Des licenciements qui commencent à faire tâche ! - SUD Renault Guyancourt/Aubevoye

Des licenciements qui commencent à faire tâche !

Publié le 17 juillet 2018 par sud tcr

Version imprimable de cet article


Une consultation des élus CE a eu lieu fin juin, afin de faire évoluer la direction du DESIGN. L’objectif de la réorganisation sera « de se réinventer pour accroitre la créativité et renforcer l’esprit d’équipe ». Les élus SUD ont donc voté favorablement.

Mais au passage, un directeur ne sera pas de l’aventure. Mis en mobilité forcée, il devra aller chercher le bonheur ailleurs… au grand soulagement de ses équipes et des fournisseurs qu’il traumatisait.

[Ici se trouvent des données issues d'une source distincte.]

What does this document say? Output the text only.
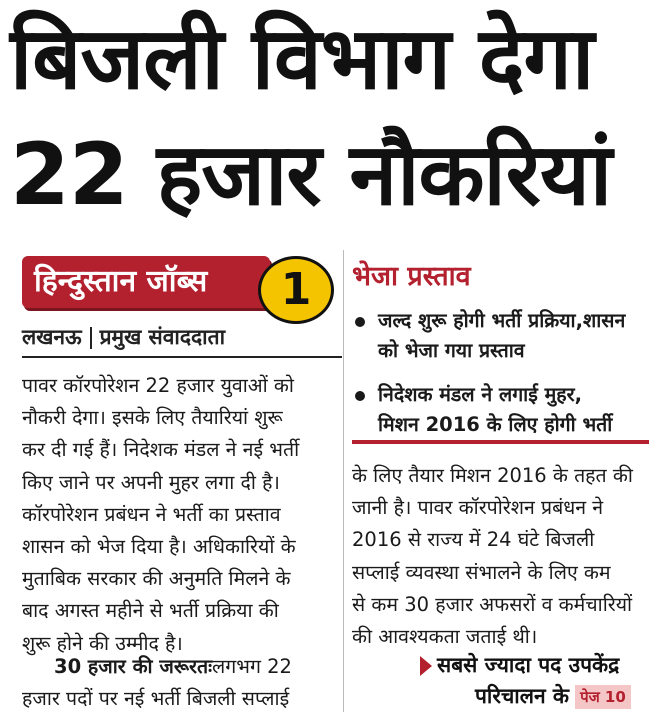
बिजली विभाग देगा
22 हजार नौकरियां
हिन्दुस्तान जॉब्स	1
लखनऊ प्रमुख संवाददाता

पावर कॉरपोरेशन 22 हजार युवाओं को

नौकरी देगा। इसके लिए तैयारियां शुरू

कर दी गई हैं। निदेशक मंडल ने नई भर्ती

किए जाने पर अपनी मुहर लगा दी है।

कॉरपोरेशन प्रबंधन ने भर्ती का प्रस्ताव

शासन को भेज दिया है। अधिकारियों के

मुताबिक सरकार की अनुमति मिलने के

बाद अगस्त महीने से भर्ती प्रक्रिया की

शुरू होने की उम्मीद है।

30 हजार की जरूरतःलगभग 22
हजार पदों पर नई भर्ती बिजली सप्लाई
भेजा प्रस्ताव
जल्द शुरू होगी भर्ती प्रक्रिया,शासन
को भेजा गया प्रस्ताव
निदेशक मंडल ने लगाई मुहर,
मिशन 2016 के लिए होगी भर्ती

के लिए तैयार मिशन 2016 के तहत की

जानी है। पावर कॉरपोरेशन प्रबंधन ने

2016 से राज्य में 24 घंटे बिजली

सप्लाई व्यवस्था संभालने के लिए कम

से कम 30 हजार अफसरों व कर्मचारियों

की आवश्यकता जताई थी।

सबसे ज्यादा पद उपकेंद्र
परिचालन के पेज 10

A la DEA-TC, un cadre 3A ne devrait pas avoir cette seconde chance.

Il est mis sur la sellette par sa hiérarchie en 2017, et bien que certains de ses objectifs soient atteints, il écope d’un Plan de Progrès Individuel (PPI) à l’issue de son bilan de fin d’année !

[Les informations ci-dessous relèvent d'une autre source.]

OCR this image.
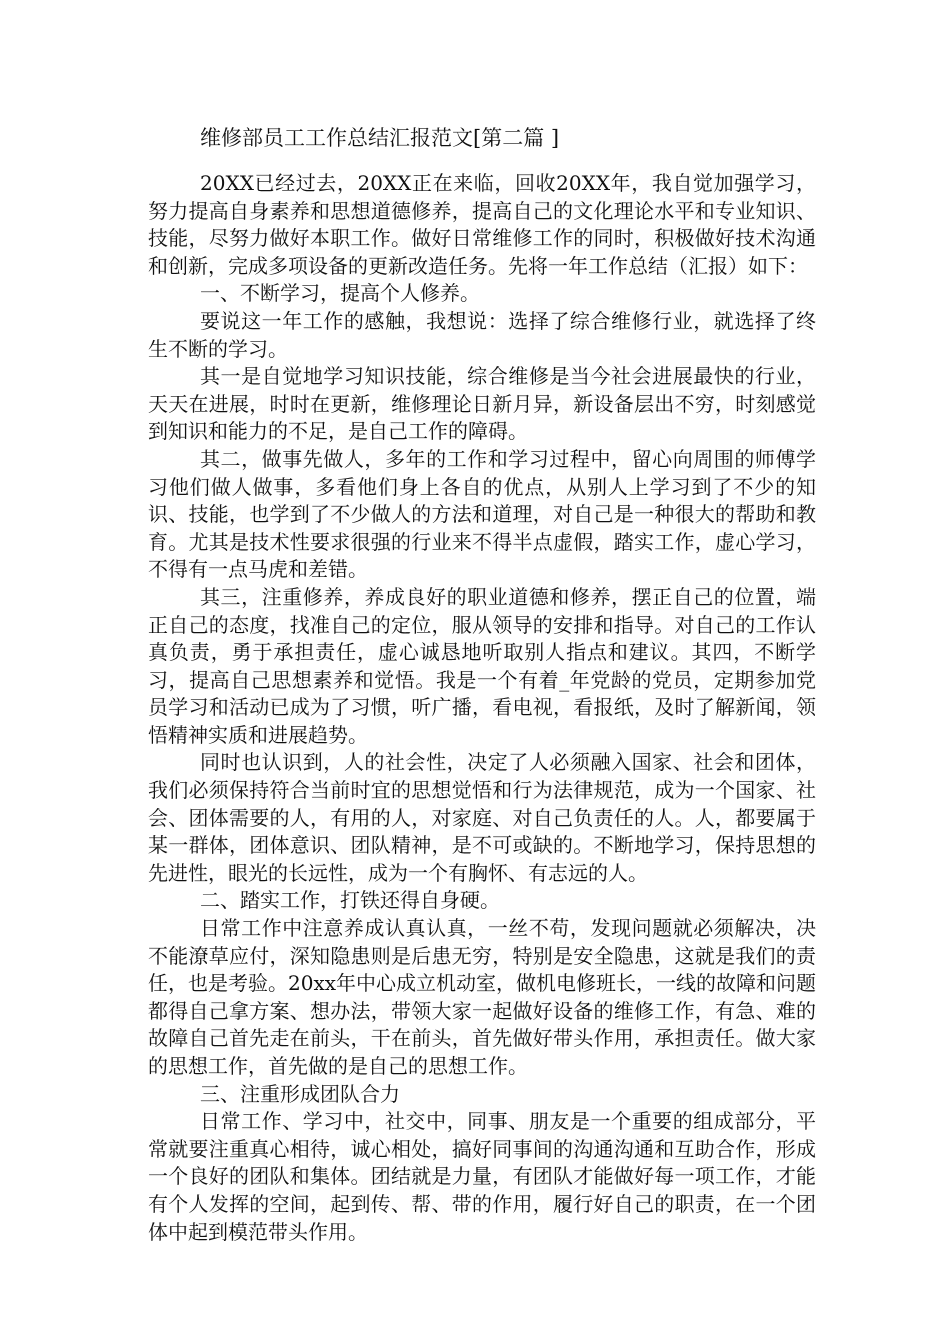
维修部员工工作总结汇报范文[第二篇 ]

20XX已经过去，20XX正在来临，回收20XX年，我自觉加强学习，努力提高自身素养和思想道德修养，提高自己的文化理论水平和专业知识、技能，尽努力做好本职工作。做好日常维修工作的同时，积极做好技术沟通和创新，完成多项设备的更新改造任务。先将一年工作总结（汇报）如下：

一、不断学习，提高个人修养。

要说这一年工作的感触，我想说：选择了综合维修行业，就选择了终生不断的学习。

其一是自觉地学习知识技能，综合维修是当今社会进展最快的行业，天天在进展，时时在更新，维修理论日新月异，新设备层出不穷，时刻感觉到知识和能力的不足，是自己工作的障碍。

其二，做事先做人，多年的工作和学习过程中，留心向周围的师傅学习他们做人做事，多看他们身上各自的优点，从别人上学习到了不少的知识、技能，也学到了不少做人的方法和道理，对自己是一种很大的帮助和教育。尤其是技术性要求很强的行业来不得半点虚假，踏实工作，虚心学习，不得有一点马虎和差错。

其三，注重修养，养成良好的职业道德和修养，摆正自己的位置，端正自己的态度，找准自己的定位，服从领导的安排和指导。对自己的工作认真负责，勇于承担责任，虚心诚恳地听取别人指点和建议。其四，不断学习，提高自己思想素养和觉悟。我是一个有着_年党龄的党员，定期参加党员学习和活动已成为了习惯，听广播，看电视，看报纸，及时了解新闻，领悟精神实质和进展趋势。

同时也认识到，人的社会性，决定了人必须融入国家、社会和团体，我们必须保持符合当前时宜的思想觉悟和行为法律规范，成为一个国家、社会、团体需要的人，有用的人，对家庭、对自己负责任的人。人，都要属于某一群体，团体意识、团队精神，是不可或缺的。不断地学习，保持思想的先进性，眼光的长远性，成为一个有胸怀、有志远的人。

二、踏实工作，打铁还得自身硬。

日常工作中注意养成认真认真，一丝不苟，发现问题就必须解决，决不能潦草应付，深知隐患则是后患无穷，特别是安全隐患，这就是我们的责任，也是考验。20xx年中心成立机动室，做机电修班长，一线的故障和问题都得自己拿方案、想办法，带领大家一起做好设备的维修工作，有急、难的故障自己首先走在前头，干在前头，首先做好带头作用，承担责任。做大家的思想工作，首先做的是自己的思想工作。

三、注重形成团队合力

日常工作、学习中，社交中，同事、朋友是一个重要的组成部分，平常就要注重真心相待，诚心相处，搞好同事间的沟通沟通和互助合作，形成一个良好的团队和集体。团结就是力量，有团队才能做好每一项工作，才能有个人发挥的空间，起到传、帮、带的作用，履行好自己的职责，在一个团体中起到模范带头作用。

Vendu toujours comme une vertueuse occasion de s’améliorer, ce cynique outil RH n’est pourtant rien d’autre qu’un châtiment constituant l’antichambre d’une sanction plus dure.

A partir de mi 2017, ce cadre autonome de 49 ans sera marqué à la culotte comme jamais. Sa hiérarchie écartera toute avancée positive, pour ne retenir que les éléments constitutifs d’un dossier à charge.

Un bel exemple de préméditation et d’acharnement, couronné par une convocation préalable en vue d’un éventuel licenciement.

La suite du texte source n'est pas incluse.